Смех в темноте | страница 42



— Уходите, не то придется вас вышвырнуть, — сказал Альбинус (добавляя к одержанной победе последний, так сказать, сладостный штрих).

Отто очень медленно двинулся с места.

Альбинус с пустоватой сентиментальностью, свойственной привычной ему зажиточной среде (привыкнув получать все на серебряном подносе), вдруг представил себе картину бедного и грубого существования этого юноши. И потом, все-таки слишком уж сильно он походил на Марго — в особенности на дующуюся Марго. Прежде чем закрыть дверь, он быстро вынул десятимарковую купюру и сунул в руку Отто.

Дверь захлопнулась. Отто постоял на лестничной площадке, посмотрел на ассигнацию, задумался, потом позвонил.

— Как, вы опять? — воскликнул Альбинус.

Отто протянул руку с билетом.

— Я не желаю подачек, — пробормотал он злобно. — Отдайте эти деньги безработному, коли вы не нуждаетесь в них, — вон их сколько вокруг!

— Да что вы, берите, — сказал Альбинус смущенно.

Отто двинул плечами.

— Я не принимаю подачек от бар. У бедняка есть своя гордость. Я…

— Но я просто думал… — начал Альбинус.

Отто потоптался, хмуро положил деньги в карман и, бормоча что-то про себя, ушел. Социальная потребность была удовлетворена, теперь можно было позволить себе идти удовлетворять потребности человеческие.

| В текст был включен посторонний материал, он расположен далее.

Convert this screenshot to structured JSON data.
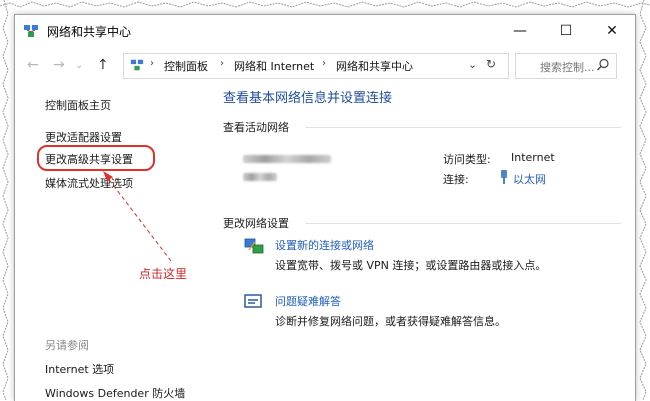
{
  "window": {
    "title": "网络和共享中心",
    "controls": {
      "minimize": "—",
      "maximize": "☐",
      "close": "✕"
    }
  },
  "address_bar": {
    "crumbs": [
      "控制面板",
      "网络和 Internet",
      "网络和共享中心"
    ],
    "search_placeholder": "搜索控制..."
  },
  "sidebar": {
    "home": "控制面板主页",
    "links": [
      "更改适配器设置",
      "更改高级共享设置",
      "媒体流式处理选项"
    ],
    "see_also_header": "另请参阅",
    "see_also": [
      "Internet 选项",
      "Windows Defender 防火墙"
    ]
  },
  "annotation": {
    "text": "点击这里",
    "color": "#d02828"
  },
  "main": {
    "title": "查看基本网络信息并设置连接",
    "active_networks_header": "查看活动网络",
    "access_type_label": "访问类型:",
    "access_type_value": "Internet",
    "connection_label": "连接:",
    "connection_value": "以太网",
    "change_settings_header": "更改网络设置",
    "tasks": [
      {
        "icon": "network-setup-icon",
        "link": "设置新的连接或网络",
        "desc": "设置宽带、拨号或 VPN 连接；或设置路由器或接入点。"
      },
      {
        "icon": "troubleshoot-icon",
        "link": "问题疑难解答",
        "desc": "诊断并修复网络问题，或者获得疑难解答信息。"
      }
    ]
  },
  "colors": {
    "link": "#1f5fbf",
    "title": "#1f4e9c",
    "highlight": "#e0312a"
  }
}
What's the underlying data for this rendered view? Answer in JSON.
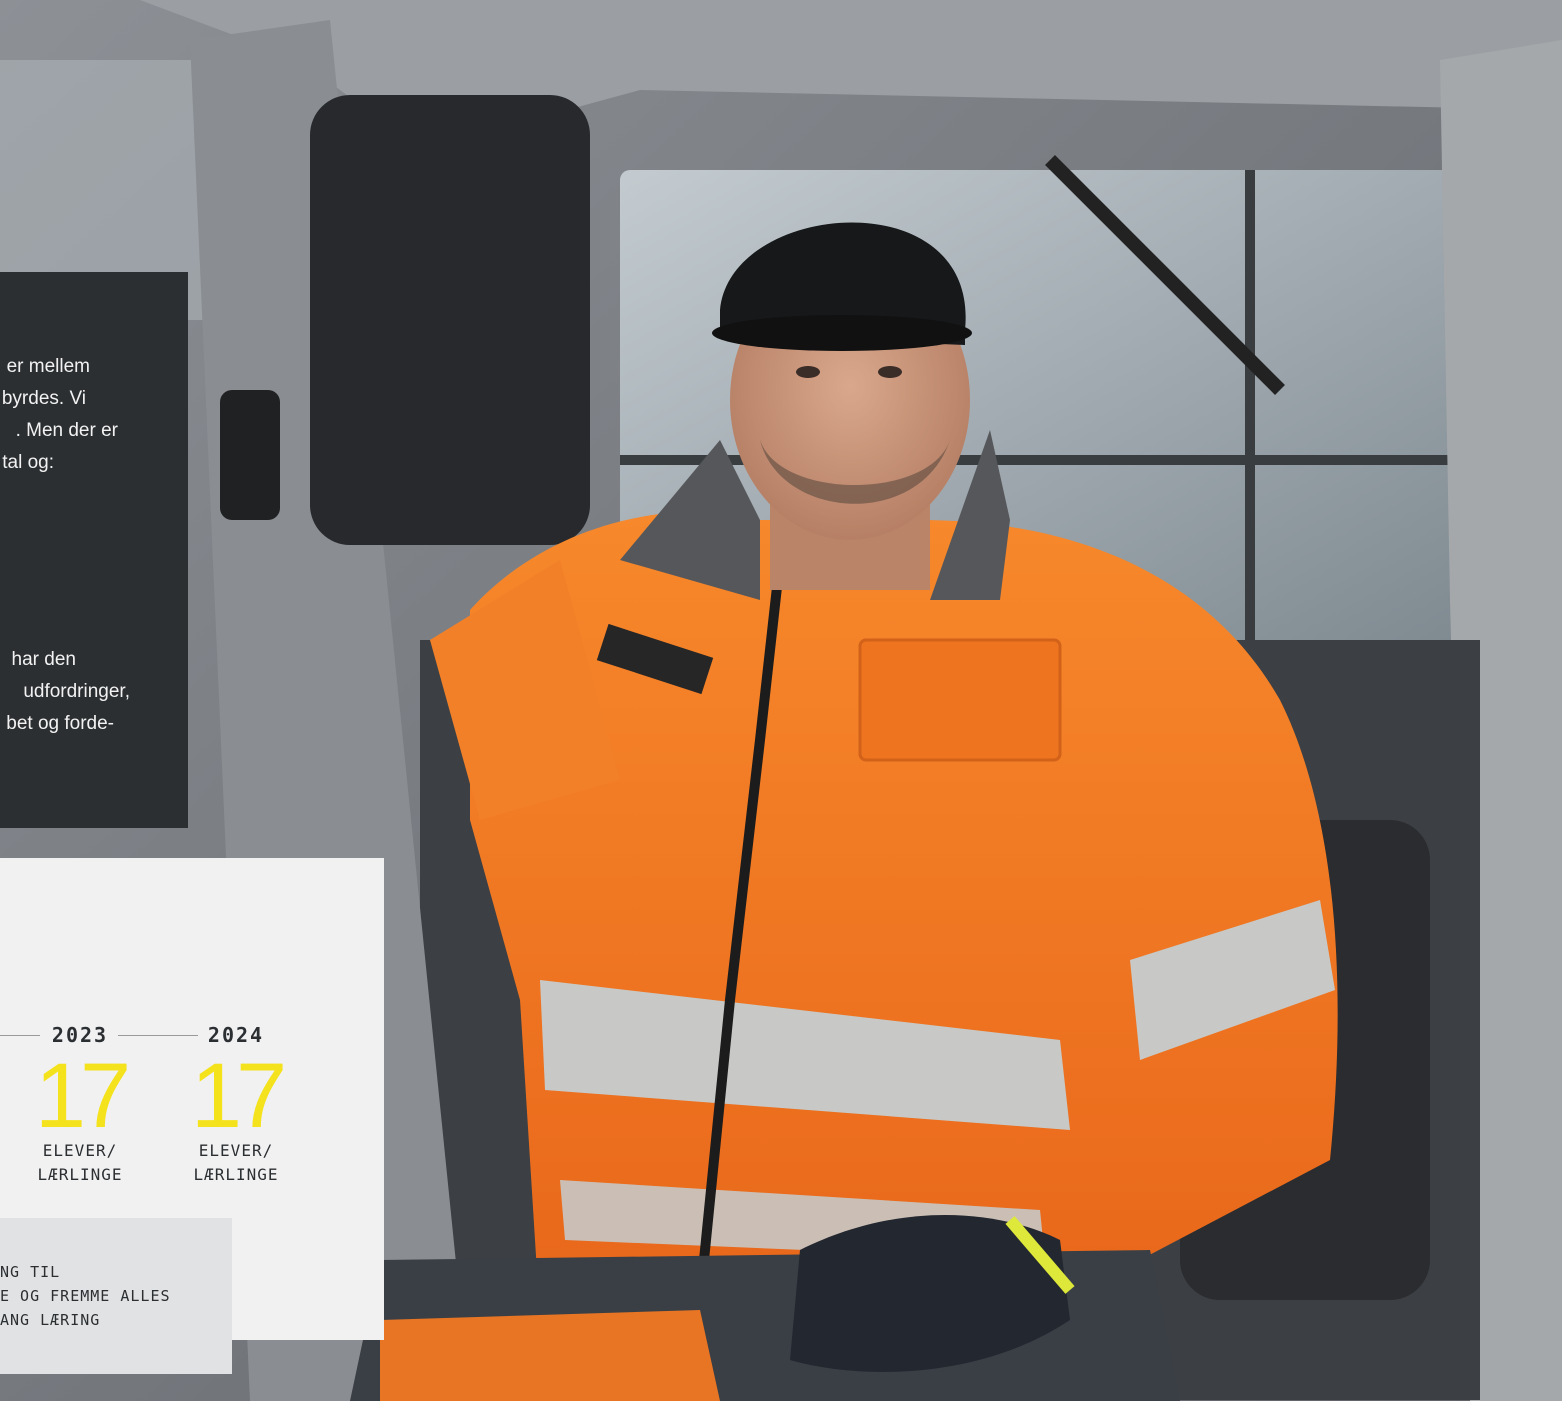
{
  "intro_panel": {
    "lines_top": [
      "er mellem",
      "byrdes. Vi",
      ". Men der er",
      "tal og:"
    ],
    "lines_bottom": [
      "har den",
      "udfordringer,",
      "bet og forde-"
    ]
  },
  "stats": [
    {
      "year": "2023",
      "value": "17",
      "label_line1": "ELEVER/",
      "label_line2": "LÆRLINGE"
    },
    {
      "year": "2024",
      "value": "17",
      "label_line1": "ELEVER/",
      "label_line2": "LÆRLINGE"
    }
  ],
  "quote": {
    "lines": [
      "NG TIL",
      "E OG FREMME ALLES",
      "ANG LÆRING"
    ]
  },
  "colors": {
    "dark_panel": "#2b2f32",
    "light_panel": "#f1f1f2",
    "quote_box": "#e1e2e3",
    "accent_yellow": "#f4e21d",
    "jacket_orange": "#f07a22"
  }
}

«Маловато, — подумал он, — да уж ладно. И потом — ведь он меня боится, этот глупый пучеглазый заика».

12

С той минуты, когда Элизабет прочла письмо Марго, жизнь ее превратилась в неразрешимую гротескную загадку, какую может задать лишь призрачный учитель в дымчатом кошмаре болезненного бреда. Сперва ей все казалось, что муж умер, а ей лгут, желая успокоить, будто он лишь изменил.

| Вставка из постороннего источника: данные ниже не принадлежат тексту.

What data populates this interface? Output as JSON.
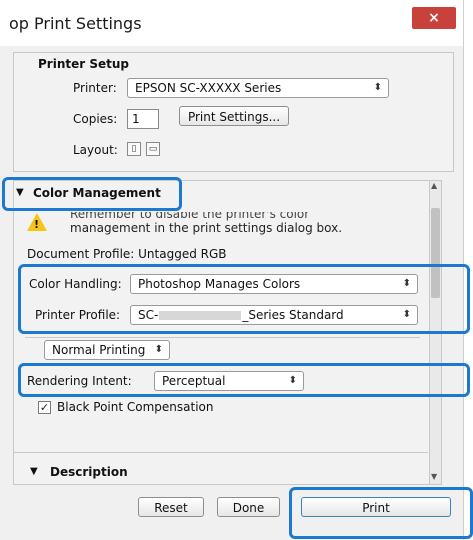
{
  "window": {
    "title": "op Print Settings",
    "close_glyph": "×"
  },
  "printer_setup": {
    "heading": "Printer Setup",
    "printer_label": "Printer:",
    "printer_value": "EPSON SC-XXXXX Series",
    "copies_label": "Copies:",
    "copies_value": "1",
    "print_settings_button": "Print Settings...",
    "layout_label": "Layout:"
  },
  "color_management": {
    "heading": "Color Management",
    "warning_line1": "Remember to disable the printer's color",
    "warning_line2": "management in the print settings dialog box.",
    "document_profile": "Document Profile: Untagged RGB",
    "color_handling_label": "Color Handling:",
    "color_handling_value": "Photoshop Manages Colors",
    "printer_profile_label": "Printer Profile:",
    "printer_profile_value_prefix": "SC-",
    "printer_profile_value_suffix": "_Series Standard",
    "printing_mode_value": "Normal Printing",
    "rendering_intent_label": "Rendering Intent:",
    "rendering_intent_value": "Perceptual",
    "bpc_label": "Black Point Compensation",
    "bpc_checked": true
  },
  "description": {
    "heading": "Description"
  },
  "footer": {
    "reset": "Reset",
    "done": "Done",
    "print": "Print"
  },
  "colors": {
    "highlight": "#1d78d2",
    "close_button": "#c8413a",
    "warning": "#f5c518"
  },
  "icons": {
    "expanded": "triangle-down-icon",
    "warning": "warning-icon",
    "dropdown": "updown-arrows-icon",
    "layout_portrait": "portrait-layout-icon",
    "layout_landscape": "landscape-layout-icon",
    "checkbox": "checkbox-checked-icon"
  }
}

Ей помнилось, что она поцеловала его в лоб перед уходом — в тот далекий уже вечер, а потом он сказал: «Нужно будет все-таки завтра об этом спросить доктора Ламперта. А то она все чешется».

Это были его последние слова в этой жизни, простые, обыденные слова — о легкой сыпи, появившейся у Ирмы на шее, — и после этого он исчез.

Через несколько дней сыпь от цинковой мази прошла, — но не было на свете такой мази, от которой бы смягчилось, стерлось воспоминание — его большой матовый лоб, легкое похлопывание пальцев по карману в тот момент, когда он подходит к двери.

Она так первые дни плакала, что прямо удивлялась, как это слезные железы не иссякнут, — и знают ли физиологи, что человек может из своих глаз выпустить столько соленой воды? Тогда приходило на память, как она с мужем купала маленькую дочку в ванночке с морской водой однажды летом, проведенном на итальянском побережье, — и вдруг показалось, что можно наплакать как раз такую ванночку и выкупать в ней даже сопротивляющегося великана.